18/3/09

Ayer bañé a mis hijas. Hacía mucho tiempo que no lo hacía; siempre es mi mujer la que con férrea determinación lo hace cada tarde cuando llegan del colegio. Cada una tiene un jabón diferente y su propia esponja que ya había olvidado y acondicionadores diferentes para el pelo. Primero le tocó a la más pequeña; accioné el dispensador de su bote de champú y empecé con su pelo. Las dos reían. Reconozco que me gustó bañarlas, no sé si porque el ruido del agua mezclado con sus risas sirvió para tapar mis otros ruidos: esos que no dejan de martirizarme todo el día y que van del chirrido agudo y exasperante al retumbar más grave.

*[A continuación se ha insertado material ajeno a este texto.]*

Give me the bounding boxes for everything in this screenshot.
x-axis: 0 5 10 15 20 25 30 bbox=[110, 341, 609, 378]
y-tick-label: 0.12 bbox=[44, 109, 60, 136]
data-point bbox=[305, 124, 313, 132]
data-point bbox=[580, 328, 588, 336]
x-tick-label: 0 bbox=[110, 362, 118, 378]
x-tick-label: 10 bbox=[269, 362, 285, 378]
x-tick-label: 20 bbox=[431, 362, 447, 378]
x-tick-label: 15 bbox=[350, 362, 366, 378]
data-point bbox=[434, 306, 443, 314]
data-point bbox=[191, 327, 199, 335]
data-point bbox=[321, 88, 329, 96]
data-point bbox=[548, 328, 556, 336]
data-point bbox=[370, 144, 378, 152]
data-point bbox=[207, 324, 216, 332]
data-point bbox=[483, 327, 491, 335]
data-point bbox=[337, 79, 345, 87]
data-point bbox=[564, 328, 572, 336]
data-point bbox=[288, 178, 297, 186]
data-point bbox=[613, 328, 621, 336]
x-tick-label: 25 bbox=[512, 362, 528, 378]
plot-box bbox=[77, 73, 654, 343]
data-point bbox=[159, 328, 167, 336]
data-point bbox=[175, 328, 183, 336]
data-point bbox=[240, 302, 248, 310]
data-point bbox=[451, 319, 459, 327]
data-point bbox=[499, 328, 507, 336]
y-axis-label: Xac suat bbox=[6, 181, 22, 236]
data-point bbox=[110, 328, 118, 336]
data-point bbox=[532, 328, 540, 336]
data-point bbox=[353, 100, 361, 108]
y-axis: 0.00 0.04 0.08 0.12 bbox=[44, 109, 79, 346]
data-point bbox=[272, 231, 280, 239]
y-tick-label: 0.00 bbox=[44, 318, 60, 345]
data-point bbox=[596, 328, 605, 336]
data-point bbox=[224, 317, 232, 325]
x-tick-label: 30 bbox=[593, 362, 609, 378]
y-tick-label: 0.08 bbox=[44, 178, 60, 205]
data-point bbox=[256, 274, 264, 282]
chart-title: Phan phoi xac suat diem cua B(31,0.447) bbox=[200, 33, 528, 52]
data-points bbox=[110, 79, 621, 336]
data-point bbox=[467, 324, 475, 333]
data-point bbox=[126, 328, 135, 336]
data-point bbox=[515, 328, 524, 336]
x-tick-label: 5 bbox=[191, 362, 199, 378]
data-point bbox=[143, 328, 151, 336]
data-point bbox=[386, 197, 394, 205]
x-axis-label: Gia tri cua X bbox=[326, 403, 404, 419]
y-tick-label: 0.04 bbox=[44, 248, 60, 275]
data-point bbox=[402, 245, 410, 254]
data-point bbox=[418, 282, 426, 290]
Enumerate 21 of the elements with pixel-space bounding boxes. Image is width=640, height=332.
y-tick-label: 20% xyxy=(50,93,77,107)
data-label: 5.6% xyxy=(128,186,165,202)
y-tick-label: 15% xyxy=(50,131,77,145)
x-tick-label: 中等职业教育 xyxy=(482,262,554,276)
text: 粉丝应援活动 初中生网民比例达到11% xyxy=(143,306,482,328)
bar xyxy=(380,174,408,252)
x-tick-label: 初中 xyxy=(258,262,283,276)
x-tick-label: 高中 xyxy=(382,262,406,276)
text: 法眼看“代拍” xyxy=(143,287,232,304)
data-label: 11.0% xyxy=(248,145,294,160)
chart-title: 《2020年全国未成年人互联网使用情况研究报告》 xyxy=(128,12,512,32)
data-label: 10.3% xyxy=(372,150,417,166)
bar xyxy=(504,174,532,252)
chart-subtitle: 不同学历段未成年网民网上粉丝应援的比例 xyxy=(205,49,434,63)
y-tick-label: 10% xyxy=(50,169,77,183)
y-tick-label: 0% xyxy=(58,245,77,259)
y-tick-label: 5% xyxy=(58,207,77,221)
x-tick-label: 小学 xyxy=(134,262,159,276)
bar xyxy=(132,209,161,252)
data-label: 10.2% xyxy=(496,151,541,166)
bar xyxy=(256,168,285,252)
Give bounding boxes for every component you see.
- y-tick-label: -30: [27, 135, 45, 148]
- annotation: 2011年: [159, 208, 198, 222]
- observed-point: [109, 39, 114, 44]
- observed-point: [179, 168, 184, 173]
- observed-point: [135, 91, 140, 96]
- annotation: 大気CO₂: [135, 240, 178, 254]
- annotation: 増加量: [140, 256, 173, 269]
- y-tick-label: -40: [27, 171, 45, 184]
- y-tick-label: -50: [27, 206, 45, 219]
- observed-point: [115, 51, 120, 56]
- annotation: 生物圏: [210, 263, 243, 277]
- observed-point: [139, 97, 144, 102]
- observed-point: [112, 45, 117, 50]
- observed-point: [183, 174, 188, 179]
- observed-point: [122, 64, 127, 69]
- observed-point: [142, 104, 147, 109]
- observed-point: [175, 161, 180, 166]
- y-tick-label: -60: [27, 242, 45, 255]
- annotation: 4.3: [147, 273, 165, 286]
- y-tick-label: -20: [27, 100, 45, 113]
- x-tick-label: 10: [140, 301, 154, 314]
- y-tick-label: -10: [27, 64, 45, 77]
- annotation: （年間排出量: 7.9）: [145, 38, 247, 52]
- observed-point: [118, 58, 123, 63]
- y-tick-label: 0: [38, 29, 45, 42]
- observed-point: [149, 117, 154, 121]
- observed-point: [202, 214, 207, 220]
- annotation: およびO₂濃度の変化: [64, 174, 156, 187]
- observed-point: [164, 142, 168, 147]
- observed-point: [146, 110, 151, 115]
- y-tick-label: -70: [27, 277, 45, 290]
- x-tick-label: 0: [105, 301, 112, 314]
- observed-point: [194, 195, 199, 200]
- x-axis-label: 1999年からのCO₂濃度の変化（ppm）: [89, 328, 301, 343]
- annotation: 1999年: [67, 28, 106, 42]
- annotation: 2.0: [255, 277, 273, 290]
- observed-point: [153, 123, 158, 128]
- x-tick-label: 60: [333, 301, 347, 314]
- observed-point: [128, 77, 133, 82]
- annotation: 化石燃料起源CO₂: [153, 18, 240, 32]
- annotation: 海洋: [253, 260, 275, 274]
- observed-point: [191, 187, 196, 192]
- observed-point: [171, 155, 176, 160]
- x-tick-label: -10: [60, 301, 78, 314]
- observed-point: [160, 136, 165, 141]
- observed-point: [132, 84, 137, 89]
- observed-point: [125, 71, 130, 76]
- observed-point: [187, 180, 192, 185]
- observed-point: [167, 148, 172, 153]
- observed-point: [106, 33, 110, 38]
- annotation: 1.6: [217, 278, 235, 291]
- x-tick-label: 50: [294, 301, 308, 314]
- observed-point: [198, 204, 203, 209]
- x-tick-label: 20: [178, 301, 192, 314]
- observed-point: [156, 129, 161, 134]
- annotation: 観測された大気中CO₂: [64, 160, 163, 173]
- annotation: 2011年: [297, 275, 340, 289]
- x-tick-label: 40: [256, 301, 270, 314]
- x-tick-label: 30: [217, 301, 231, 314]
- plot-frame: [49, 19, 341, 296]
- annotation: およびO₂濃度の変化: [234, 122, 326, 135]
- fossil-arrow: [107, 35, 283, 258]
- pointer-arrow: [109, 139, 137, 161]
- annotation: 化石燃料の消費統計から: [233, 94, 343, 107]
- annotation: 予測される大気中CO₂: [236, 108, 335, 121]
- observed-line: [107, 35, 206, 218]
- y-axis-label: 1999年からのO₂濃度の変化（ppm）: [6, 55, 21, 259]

Hacerse mayor significa aprender a convivir con tu catálogo de ruidos que van cambiando dependiendo de la época y sus circunstancias. Enjabonar la piel de tus hijas a la vez que cantas canciones -que ellas conocen bien- puede servir de antídoto para las letanías interiores: el yo y su patética orquesta con sus cien instrumentos de viento que no cesan nunca. 
Cuando quité el tapón de la bañera me quedé un instante viendo la formación del remolino de agua. Había patos de goma, cuentos de hojas impermeables, esponjas con forma de cangrejo, islas de espuma sucia y restos (casi imperceptibles) de mi mundo interior que ya no servían para nada.